WASHINGTON (DTN) -- Oil futures nearest delivery on the New York Mercantile Exchange and Brent crude traded on the Intercontinental Exchange spiked more than 2% early Wednesday in reaction to Russian President Vladimir Putin's announcement to partially mobilize Russian military forces for deployment to Ukraine and threatening the use of Russia's nuclear arsenal in a major escalation in the seven-month conflict.
Oil spiked, the U.S. dollar surged, nearing a fresh 20-year high, and the euro plummeted after Putin raised stakes in his unprovoked conflict in Ukraine, calling on 300,000 reserve soldiers and threatening to use "all instruments at the disposal" to defend Russia's territorial integrity. The new phase in the conflict follows an earlier announcement from the leaders of self-proclaimed republics of Donbass, Lugansk, Kherson, and Zaporizhiya to hold referendums on joining Russia as early as Friday, Sept. 23.
The plan closely mirrors the annexation of the Crimea that was quickly approved by the Russian government in 2014. However, referendums in eastern Ukraine could be used by Russia to claim that Ukrainian attacks to liberate its own territory amount to attacks on Russia itself, a troubling development.
Separately, the American Petroleum Institute reported late Tuesday commercial crude oil inventories increased by a smaller-than-expected margin during the week ended Sept. 16, while refined fuels stocks spiked amid signs of accelerated demand destruction.
Domestic crude stocks increased 1.035 million barrels (bbl) in the reviewed week said API, compared with estimates for a 2.2-million-bbl draw. Stocks at the Cushing, Oklahoma, tank farm, the NYMEX delivery point for West Texas Intermediate futures, rose 510,000 bbl. API data further showed gasoline supply increased 3.22 million bbl in the week profiled, missing estimates for a 500,000 bbl decline, while distillate inventories rose 1.538 million bbl, more than three times calls for a 500,000-bbl-increase.
In financial markets, U.S. equity futures rose slightly ahead of the Federal Open Market Committee's announcement on interest rates scheduled for 2 p.m. EDT at the conclusion of their two-day meeting. Central bank officials are expected to approve a third consecutive increase of 0.75% in the federal funds rate, while signaling interest rates will go higher and stay there longer to bring inflation under control.
A few analysts have suggested the August inflation report showing relentless rise in core consumer prices could trigger a debate over a larger rate move. But others think surprising the public with a larger rate hike could fuel questions over growing risks that the central bank would tip the economy into recession.

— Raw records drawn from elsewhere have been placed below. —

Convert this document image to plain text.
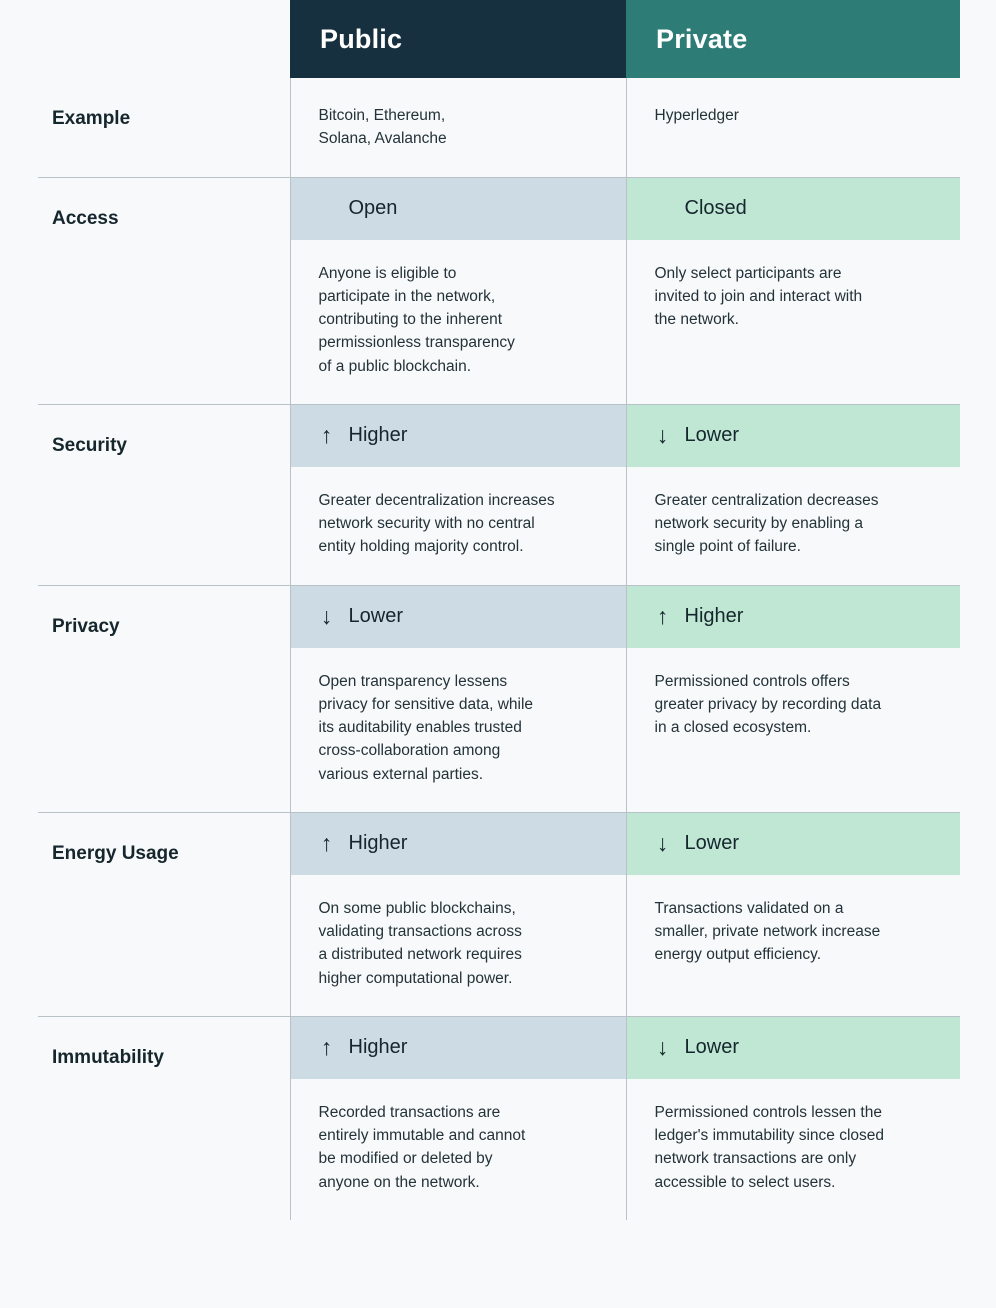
	Public	Private

Example	Bitcoin, Ethereum,
Solana, Avalanche	Hyperledger

Access	Open	Closed

	Anyone is eligible to
participate in the network,
contributing to the inherent
permissionless transparency
of a public blockchain.	Only select participants are
invited to join and interact with
the network.

Security	↑ Higher	↓ Lower

	Greater decentralization increases
network security with no central
entity holding majority control.	Greater centralization decreases
network security by enabling a
single point of failure.

Privacy	↓ Lower	↑ Higher

	Open transparency lessens
privacy for sensitive data, while
its auditability enables trusted
cross-collaboration among
various external parties.	Permissioned controls offers
greater privacy by recording data
in a closed ecosystem.

Energy Usage	↑ Higher	↓ Lower

	On some public blockchains,
validating transactions across
a distributed network requires
higher computational power.	Transactions validated on a
smaller, private network increase
energy output efficiency.

Immutability	↑ Higher	↓ Lower

	Recorded transactions are
entirely immutable and cannot
be modified or deleted by
anyone on the network.	Permissioned controls lessen the
ledger's immutability since closed
network transactions are only
accessible to select users.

Wednesday morning, investors in interest-rate futures markets saw an 82% probability of a 0.75% rate rise to be announced Wednesday afternoon and an 18% probability of a full-point increase, according to CME Group.
In Europe, money markets are rapidly dialing up calls for the Bank of England to deliver two outsized rate increases by the end of the year, with traders placing around a 60% chance of a 0.75% increase on Thursday. That would be the bank's largest increase since 1989, when it jacked up borrowing costs.
Near 7:45 a.m. EDT, WTI futures for November delivery advanced above $86 bbl, up $2 in overnight trading, while the international crude benchmark Brent contract for November on ICE rallied to $92.66 bbl. NYMEX ULSD October futures gained 1.82cts to $3.904 gallon, and the front-month RBOB contract spiked 5cts to $2.4978 gallon.